Riwayat pendidikan KH. R. Z. Fananie, panggilan KH. R. Zainuddin Fananie, mula-mula masuk Sekolah Dasar Ongko Loro Jetis Ponorogo, dan sementara itu mondok  di pondok pesantren Josari Ponorogo, kemudian ke Termas Pacitan, lalu  ke Siwalan Panji Sidoarjo. Dari sekolah  Ongko Loro beliau pindah ke Sekolah Dasar Hollandshe Inlander School (HIS), kemudian melanjutkan ke Kweekschool (Sekalah Guru) di Padang. Sesudah tamat sekolah guru beliau masuk Leider School (Sekolah  Pemimpin) di Palembang. Selain itu,  beliau pernah  belajar pada Pendidikan Jurnalistik dan Tabligh School (Madrasah Muballighin III) di Yogyakarta, dan selesai pada tahun 1930.[2]
KH. R. Z. Fananie mempunyai segudang pengalaman. Beliau pernah menjadi guru  di  HIS sejak 1926 sampai 1932, dan mengajar di School Opziener di Bengkulen sampai tahun 1934. Pada tahun 1929, KH. R. Z. Fananie mengemban amanah sebagai konsul pertama Pengurus Besar Ormas Islam Muhammadiyahse-Sumatra Selatan. Sementara dua sahabatnya, Buya Hamka dan Mahfudz Siddik, masing-masing bertugas di Sumatra Utara dan Sumatra Barat.
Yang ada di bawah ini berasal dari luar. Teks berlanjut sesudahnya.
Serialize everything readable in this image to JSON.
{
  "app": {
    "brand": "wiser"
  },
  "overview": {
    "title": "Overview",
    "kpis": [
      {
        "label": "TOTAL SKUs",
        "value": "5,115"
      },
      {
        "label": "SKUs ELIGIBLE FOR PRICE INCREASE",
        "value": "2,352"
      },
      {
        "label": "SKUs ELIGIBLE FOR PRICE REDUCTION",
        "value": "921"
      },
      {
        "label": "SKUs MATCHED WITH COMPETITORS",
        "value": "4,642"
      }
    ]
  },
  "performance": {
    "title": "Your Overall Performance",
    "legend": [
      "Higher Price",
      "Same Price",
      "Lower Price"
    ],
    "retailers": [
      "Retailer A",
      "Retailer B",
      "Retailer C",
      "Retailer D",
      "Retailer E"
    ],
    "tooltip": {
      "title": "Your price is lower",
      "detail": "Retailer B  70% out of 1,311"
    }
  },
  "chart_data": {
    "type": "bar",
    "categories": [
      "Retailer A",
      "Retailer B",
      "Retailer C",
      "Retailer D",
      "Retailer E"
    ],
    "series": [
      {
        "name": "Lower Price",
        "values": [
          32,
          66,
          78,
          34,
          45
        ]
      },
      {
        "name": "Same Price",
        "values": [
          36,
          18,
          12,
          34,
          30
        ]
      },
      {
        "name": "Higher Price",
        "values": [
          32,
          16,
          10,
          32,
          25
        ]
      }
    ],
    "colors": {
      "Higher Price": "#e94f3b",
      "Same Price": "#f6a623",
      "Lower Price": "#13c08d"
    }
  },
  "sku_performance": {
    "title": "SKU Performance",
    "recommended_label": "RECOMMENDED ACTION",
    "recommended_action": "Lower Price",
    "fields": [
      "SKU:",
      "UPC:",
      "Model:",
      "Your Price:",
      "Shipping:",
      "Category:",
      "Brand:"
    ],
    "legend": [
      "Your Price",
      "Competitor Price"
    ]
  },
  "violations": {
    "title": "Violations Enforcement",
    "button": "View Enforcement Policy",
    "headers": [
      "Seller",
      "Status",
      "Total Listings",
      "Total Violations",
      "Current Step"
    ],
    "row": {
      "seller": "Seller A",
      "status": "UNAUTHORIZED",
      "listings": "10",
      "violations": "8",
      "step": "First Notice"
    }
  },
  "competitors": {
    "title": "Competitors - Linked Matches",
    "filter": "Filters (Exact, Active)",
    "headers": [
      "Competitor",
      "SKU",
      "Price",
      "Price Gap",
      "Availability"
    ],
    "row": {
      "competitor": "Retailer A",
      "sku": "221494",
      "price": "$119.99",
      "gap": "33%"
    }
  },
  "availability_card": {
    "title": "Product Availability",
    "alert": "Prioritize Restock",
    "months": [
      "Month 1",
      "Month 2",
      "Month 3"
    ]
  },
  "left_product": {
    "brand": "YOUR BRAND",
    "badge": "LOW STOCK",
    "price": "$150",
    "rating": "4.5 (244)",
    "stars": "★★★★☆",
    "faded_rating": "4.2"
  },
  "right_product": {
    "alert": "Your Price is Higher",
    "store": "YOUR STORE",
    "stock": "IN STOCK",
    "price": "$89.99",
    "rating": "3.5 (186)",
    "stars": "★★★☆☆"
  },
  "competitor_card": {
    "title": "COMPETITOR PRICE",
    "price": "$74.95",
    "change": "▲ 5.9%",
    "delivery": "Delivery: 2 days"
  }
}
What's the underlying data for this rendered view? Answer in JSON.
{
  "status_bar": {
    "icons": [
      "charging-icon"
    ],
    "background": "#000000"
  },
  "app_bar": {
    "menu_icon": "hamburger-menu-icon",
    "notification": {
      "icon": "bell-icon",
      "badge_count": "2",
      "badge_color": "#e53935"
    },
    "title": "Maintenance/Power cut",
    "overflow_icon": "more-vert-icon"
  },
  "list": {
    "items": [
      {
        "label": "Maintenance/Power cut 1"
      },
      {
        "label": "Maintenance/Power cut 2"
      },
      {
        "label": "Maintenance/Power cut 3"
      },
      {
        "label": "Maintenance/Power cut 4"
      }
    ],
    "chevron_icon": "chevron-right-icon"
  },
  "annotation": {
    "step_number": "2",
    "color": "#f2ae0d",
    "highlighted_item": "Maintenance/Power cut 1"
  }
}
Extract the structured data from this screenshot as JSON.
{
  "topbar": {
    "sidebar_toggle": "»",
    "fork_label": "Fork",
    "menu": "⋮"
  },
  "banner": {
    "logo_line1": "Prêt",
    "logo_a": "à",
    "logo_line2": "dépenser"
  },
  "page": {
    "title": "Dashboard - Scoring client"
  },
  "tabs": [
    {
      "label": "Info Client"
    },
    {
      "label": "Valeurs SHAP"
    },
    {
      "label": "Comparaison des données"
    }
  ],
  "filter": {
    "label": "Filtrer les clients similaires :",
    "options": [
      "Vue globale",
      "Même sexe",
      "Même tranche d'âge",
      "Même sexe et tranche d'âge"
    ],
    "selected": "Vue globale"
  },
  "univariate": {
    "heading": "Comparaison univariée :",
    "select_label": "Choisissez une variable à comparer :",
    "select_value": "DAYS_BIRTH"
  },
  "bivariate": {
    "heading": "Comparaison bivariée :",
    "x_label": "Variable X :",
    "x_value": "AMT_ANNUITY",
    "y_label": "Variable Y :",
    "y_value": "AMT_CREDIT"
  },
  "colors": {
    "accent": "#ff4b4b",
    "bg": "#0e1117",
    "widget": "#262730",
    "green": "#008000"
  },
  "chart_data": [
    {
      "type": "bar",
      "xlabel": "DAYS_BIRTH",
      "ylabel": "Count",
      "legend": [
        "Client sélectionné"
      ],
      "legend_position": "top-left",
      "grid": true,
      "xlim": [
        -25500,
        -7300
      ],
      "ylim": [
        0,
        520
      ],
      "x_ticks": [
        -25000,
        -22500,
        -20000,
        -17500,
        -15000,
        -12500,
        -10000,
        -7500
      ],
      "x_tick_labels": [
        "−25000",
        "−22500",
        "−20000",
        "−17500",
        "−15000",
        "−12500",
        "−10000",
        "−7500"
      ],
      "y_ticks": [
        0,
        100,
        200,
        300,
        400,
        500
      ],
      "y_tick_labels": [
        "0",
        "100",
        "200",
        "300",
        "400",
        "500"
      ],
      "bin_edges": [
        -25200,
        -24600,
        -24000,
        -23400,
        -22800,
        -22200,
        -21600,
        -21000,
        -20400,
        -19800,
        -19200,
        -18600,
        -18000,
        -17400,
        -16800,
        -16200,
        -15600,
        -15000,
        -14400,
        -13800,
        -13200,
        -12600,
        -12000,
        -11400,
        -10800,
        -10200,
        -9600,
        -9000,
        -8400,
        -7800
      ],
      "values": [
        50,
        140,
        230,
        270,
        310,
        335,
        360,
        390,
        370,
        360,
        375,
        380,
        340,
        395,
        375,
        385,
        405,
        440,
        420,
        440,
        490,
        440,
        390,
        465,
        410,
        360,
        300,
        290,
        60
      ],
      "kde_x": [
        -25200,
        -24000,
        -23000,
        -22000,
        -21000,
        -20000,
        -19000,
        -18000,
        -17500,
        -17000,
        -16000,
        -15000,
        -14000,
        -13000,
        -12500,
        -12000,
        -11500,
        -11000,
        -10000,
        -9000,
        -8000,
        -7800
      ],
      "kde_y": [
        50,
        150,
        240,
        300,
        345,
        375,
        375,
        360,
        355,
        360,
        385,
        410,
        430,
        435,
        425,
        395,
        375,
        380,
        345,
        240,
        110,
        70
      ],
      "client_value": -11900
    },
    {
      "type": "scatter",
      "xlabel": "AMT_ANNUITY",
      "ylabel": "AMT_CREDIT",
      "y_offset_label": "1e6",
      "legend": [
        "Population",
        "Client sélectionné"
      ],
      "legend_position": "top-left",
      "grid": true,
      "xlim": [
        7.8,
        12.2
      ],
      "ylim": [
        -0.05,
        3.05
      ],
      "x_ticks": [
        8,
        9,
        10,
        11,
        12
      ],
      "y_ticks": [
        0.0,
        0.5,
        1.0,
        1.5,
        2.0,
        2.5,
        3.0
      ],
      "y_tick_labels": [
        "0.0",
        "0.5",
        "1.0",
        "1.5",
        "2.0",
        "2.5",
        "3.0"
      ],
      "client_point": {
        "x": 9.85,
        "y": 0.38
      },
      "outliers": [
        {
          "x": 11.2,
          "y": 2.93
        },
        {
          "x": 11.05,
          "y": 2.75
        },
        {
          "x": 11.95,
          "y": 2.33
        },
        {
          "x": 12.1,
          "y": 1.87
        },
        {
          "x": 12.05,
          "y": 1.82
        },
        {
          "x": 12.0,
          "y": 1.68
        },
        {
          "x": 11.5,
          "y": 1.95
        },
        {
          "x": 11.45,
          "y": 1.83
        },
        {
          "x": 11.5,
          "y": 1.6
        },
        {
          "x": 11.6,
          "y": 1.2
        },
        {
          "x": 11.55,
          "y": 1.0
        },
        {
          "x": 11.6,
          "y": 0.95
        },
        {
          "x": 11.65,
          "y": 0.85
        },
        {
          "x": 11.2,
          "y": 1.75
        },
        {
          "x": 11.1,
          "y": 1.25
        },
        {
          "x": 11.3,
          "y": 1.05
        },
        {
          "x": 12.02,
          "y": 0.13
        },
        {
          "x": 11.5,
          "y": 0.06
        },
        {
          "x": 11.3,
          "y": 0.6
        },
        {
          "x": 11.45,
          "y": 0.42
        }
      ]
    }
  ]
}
KH. R. Z. Fananie, yang disebut-sebut sebagai tokoh Islam modernis, memilih 4 Ulu Kota Palembang sebagai pusat kegiatan.[3]Selain aktifitas di Ormas, KH. R. Z. Fananie, yang juga kerap disebut sebagai tokoh muda reformis, bergabung dengan Partai Sarekat Islam Indonesia (PSII).[4] Mestika Zed seorang peneliti LP3ES menegaskan, KH. R. Z. Fananie merupakan salah satu tokoh PSII yang memiliki pengaruh sampai dengan periode Proklamasi Kemerdekaan.[5]
Pada tahun 1942 KH. R. Z. Fananie pernah menjadi Kepala Penasehat Kepolisian Palembang hingga tahun 1943. Setahun kemudian menjabat pimpinan Kantor Keselamatan Rakyat di Palembang. Setelah itu dipilih menjadi Kepala Kantor Tata Usaha Kantor Sju Tjokan.[6]Pada masa detik-detik revolusi, KH. R. Z. Fananie ikut terlibat menentukan formasi kepemimpinan Hookokai di Palembang dalam “Badan Pemerintahan Bangsa Indonesia” (BPBI). Menurut Mestika Zed, tokoh pergerakan KH. R. Z. Fananie merupakan salah satu pemain utama yang mengisi cikal-bakal aparatur pemerintahan Karesidenan Palembang.[7]Pada awal revolusi 1945, KH. R. Z. Fananie sendiri menempati posisi Kepala Bagian Sosial, sedangkan Ny. R. Z. Fananie memegang posisi Bidang Wanita.[8]Di sini,  KH. R. Z. Fananie menempati posisi sebagai wakil atau refresentasi tokoh nasionalis moderat dari kelompok Islam.[9]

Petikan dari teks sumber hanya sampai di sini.